Thursday, February 22, 2007


My dad is quite a character, particularly when it comes to his speech. He's truly part of the old South, and his language is as colorful as any you can imagine.

He has quite a few phrases that I consider "his." Here are a few of them, along with a translation for those who haven't had the pleasure of hearing them in person.

Phrase: You ain't done it.
Meaning: I know you're fibbing, so 'fess up. (Doesn't have to refer to a particular activity; can also refer to thoughts or ideas.)

Phrase: What does that have to do with the price of eggs in China?
Meaning: You've brought in excess drivel. Get back to the topic at hand.

Phrase: Six of one, half a dozen of another.
Meaning: Whatever. It's all semantics. Also, it doesn't matter.

Phrase: What about it?
Meaning: Hey, how's it going?

Phrase: I said if this weather continues there's going to be a whole lot of it.
Meaning: I didn't want you to hear what I said. (He always says this if you ask him to repeat something.)
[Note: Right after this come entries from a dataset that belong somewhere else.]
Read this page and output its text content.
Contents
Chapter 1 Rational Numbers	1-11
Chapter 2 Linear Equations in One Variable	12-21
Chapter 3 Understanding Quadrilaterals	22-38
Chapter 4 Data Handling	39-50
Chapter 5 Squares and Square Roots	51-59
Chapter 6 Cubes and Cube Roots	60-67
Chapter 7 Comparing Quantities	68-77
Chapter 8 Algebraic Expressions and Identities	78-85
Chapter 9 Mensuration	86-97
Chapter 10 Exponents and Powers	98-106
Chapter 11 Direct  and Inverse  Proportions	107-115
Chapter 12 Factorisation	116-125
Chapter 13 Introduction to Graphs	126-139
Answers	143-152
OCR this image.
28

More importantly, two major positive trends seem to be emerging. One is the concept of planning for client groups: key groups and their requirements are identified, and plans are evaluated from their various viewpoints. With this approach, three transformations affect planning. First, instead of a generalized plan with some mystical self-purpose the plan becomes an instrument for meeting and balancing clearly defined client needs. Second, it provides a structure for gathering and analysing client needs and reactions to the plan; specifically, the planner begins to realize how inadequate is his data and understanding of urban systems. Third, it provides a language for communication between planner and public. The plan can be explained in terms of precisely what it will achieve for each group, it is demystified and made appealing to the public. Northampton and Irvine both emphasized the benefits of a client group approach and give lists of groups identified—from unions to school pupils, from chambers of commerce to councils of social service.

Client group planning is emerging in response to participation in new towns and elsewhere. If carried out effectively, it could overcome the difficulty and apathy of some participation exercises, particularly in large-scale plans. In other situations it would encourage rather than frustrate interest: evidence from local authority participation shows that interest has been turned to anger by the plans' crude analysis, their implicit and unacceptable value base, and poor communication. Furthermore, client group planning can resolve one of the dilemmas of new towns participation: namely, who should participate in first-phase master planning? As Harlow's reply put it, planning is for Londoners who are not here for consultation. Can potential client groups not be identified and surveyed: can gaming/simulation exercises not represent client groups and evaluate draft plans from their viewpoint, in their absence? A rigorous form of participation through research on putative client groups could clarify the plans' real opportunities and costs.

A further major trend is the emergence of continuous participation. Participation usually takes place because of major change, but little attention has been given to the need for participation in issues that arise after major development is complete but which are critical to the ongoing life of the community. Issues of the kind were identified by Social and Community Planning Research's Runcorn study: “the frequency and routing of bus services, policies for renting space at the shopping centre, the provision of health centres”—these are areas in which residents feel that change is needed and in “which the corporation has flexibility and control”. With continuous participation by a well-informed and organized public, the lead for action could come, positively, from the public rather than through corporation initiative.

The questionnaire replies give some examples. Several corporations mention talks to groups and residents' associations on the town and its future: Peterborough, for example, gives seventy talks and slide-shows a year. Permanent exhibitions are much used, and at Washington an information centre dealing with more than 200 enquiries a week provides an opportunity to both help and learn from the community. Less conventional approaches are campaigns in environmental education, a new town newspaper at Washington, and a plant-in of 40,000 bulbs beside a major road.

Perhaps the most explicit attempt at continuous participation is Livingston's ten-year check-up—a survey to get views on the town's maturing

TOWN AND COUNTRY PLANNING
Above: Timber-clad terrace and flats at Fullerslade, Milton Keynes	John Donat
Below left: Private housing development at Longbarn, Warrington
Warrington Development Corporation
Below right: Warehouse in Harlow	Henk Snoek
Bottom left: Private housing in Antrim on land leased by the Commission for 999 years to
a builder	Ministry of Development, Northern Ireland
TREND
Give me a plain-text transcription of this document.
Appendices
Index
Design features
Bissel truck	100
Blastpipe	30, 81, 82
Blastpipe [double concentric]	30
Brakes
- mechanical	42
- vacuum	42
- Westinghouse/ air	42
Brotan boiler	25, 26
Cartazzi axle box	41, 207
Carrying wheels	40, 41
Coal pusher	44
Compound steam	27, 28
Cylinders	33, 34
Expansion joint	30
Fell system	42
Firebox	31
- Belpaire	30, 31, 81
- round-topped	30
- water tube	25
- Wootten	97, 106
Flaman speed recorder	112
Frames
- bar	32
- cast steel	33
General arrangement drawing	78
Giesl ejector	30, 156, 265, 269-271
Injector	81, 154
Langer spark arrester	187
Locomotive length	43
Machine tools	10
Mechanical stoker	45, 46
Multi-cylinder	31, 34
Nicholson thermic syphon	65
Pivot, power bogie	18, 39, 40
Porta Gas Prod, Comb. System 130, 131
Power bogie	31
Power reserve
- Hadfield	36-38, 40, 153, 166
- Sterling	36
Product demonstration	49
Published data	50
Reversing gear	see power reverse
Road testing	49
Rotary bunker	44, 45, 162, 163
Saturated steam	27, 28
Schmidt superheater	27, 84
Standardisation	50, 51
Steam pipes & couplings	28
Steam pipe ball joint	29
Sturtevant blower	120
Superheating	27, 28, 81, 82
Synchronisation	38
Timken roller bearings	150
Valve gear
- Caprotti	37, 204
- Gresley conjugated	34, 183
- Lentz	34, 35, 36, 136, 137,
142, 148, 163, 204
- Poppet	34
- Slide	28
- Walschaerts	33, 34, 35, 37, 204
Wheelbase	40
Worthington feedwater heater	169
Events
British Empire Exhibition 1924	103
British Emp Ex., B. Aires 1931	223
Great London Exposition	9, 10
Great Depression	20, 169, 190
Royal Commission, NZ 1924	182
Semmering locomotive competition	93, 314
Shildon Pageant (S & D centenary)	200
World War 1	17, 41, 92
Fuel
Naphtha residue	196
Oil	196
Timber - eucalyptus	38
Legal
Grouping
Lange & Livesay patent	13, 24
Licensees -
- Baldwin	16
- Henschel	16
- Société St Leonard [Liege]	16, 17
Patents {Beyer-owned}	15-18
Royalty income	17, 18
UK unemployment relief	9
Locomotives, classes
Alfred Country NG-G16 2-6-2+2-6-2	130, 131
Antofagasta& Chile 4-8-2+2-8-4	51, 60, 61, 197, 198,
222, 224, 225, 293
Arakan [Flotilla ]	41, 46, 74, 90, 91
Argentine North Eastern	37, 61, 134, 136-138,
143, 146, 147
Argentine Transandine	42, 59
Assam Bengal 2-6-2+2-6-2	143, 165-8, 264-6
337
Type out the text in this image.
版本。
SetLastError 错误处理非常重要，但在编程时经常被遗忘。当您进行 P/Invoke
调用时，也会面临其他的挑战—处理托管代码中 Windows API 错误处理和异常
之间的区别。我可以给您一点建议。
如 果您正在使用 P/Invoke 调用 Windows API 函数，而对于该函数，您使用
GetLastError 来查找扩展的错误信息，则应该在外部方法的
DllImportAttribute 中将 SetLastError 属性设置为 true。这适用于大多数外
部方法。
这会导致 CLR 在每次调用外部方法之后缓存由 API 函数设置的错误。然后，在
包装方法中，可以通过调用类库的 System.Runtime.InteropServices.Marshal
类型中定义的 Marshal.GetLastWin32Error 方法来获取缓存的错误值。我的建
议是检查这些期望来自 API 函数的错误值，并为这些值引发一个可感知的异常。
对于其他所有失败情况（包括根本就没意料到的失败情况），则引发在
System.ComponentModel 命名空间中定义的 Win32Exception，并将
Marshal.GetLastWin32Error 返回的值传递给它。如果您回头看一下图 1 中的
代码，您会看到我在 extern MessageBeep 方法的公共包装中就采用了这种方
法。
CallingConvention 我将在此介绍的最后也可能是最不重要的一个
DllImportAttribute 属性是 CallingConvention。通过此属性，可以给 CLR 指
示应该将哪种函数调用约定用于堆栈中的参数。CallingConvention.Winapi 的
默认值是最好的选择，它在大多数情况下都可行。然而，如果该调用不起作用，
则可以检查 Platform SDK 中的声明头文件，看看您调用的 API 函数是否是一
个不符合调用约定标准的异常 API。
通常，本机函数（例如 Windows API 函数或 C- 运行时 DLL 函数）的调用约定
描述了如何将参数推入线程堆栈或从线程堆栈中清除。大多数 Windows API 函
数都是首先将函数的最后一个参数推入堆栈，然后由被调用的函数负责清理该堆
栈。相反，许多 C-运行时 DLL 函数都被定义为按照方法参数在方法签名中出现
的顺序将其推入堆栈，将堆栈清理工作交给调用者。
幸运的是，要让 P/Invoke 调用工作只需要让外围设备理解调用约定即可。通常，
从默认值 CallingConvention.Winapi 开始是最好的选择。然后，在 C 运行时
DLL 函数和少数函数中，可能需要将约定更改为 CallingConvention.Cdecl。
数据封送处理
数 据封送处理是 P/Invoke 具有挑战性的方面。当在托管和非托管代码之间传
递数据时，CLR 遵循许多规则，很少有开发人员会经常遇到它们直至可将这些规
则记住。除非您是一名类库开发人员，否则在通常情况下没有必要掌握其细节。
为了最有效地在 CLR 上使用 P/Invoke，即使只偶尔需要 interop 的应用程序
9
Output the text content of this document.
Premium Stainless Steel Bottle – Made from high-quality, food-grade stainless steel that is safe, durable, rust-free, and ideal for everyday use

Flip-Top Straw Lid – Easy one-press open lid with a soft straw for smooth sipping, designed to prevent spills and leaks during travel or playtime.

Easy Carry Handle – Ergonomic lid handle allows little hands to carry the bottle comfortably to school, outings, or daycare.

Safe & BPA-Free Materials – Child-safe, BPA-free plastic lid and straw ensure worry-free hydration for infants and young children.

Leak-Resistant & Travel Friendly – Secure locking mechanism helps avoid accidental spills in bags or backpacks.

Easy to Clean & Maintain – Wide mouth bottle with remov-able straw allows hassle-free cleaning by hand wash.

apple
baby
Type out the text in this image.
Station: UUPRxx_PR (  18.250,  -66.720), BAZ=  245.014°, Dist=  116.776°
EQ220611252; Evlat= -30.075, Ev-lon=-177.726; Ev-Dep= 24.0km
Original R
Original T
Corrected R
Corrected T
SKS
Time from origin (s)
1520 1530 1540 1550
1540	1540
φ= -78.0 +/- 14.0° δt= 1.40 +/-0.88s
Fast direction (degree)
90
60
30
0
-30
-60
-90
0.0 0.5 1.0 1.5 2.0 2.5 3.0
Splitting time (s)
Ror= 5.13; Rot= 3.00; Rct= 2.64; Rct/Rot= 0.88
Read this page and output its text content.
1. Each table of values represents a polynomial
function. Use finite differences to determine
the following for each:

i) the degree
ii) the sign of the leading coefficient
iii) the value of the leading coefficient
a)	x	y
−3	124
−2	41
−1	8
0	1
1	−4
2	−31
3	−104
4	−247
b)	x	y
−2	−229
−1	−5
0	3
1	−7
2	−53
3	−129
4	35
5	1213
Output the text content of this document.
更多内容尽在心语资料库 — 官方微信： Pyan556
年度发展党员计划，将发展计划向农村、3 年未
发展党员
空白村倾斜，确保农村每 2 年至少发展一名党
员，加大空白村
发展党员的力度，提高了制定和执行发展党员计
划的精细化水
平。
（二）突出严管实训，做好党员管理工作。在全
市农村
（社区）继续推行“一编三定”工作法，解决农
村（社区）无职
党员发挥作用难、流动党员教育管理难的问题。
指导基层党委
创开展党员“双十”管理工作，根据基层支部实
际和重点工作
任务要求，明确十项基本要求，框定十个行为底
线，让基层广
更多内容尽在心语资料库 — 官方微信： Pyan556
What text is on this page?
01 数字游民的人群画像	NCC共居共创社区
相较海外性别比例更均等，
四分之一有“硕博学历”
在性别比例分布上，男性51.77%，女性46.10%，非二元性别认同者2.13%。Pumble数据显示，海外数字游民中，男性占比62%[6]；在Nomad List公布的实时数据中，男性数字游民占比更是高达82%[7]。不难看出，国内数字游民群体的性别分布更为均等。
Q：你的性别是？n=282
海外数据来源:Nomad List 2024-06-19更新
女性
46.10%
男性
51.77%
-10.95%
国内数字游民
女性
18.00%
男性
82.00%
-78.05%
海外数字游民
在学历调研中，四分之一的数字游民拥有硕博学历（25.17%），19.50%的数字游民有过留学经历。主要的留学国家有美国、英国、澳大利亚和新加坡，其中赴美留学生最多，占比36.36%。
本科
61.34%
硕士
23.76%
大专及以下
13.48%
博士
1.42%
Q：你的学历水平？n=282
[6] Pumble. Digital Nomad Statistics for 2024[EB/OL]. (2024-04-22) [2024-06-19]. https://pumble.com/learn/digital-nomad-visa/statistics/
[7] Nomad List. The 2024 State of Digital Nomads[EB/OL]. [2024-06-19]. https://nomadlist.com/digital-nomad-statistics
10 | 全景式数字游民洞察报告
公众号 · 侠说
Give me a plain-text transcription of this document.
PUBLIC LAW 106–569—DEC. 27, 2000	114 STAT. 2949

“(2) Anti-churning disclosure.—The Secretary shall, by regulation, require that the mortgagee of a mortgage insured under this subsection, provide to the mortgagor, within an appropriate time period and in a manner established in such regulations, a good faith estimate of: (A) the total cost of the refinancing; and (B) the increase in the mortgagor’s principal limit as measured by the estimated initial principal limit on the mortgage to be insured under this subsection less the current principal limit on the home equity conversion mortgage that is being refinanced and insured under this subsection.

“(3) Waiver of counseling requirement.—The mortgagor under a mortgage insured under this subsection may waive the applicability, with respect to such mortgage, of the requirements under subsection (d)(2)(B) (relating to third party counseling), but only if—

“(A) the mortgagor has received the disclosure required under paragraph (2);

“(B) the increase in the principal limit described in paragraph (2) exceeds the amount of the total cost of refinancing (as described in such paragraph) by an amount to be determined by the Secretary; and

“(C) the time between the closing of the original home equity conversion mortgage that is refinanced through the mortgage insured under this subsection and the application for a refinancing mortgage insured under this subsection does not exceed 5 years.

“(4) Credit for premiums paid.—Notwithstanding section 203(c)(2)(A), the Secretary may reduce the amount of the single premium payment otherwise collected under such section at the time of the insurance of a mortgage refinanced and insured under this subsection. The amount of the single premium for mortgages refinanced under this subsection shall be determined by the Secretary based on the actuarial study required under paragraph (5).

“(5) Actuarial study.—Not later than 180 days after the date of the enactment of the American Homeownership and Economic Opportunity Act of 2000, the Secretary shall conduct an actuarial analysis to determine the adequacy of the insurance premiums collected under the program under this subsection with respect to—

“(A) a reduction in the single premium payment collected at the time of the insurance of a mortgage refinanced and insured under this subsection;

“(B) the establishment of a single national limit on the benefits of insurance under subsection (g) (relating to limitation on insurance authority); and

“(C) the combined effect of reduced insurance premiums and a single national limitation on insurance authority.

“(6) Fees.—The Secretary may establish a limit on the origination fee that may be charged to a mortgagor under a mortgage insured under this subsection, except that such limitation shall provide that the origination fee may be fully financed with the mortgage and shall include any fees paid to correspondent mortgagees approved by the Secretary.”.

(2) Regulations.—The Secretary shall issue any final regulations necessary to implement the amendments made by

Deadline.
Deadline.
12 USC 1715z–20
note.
Phrase: Me neither too also.
Meaning: Yeah; I agree with that.

Phrase: I don't know. My brother went to school that day.
Meaning: I don't know the answer.

Phrase: You stepped in what?
Meaning: I didn't hear what you said.


JP said...

Those are great! I might have to blog some of our quirkier colloquialisms.

PEZmama said...

Me neither too also. I'm going to have to remember that one.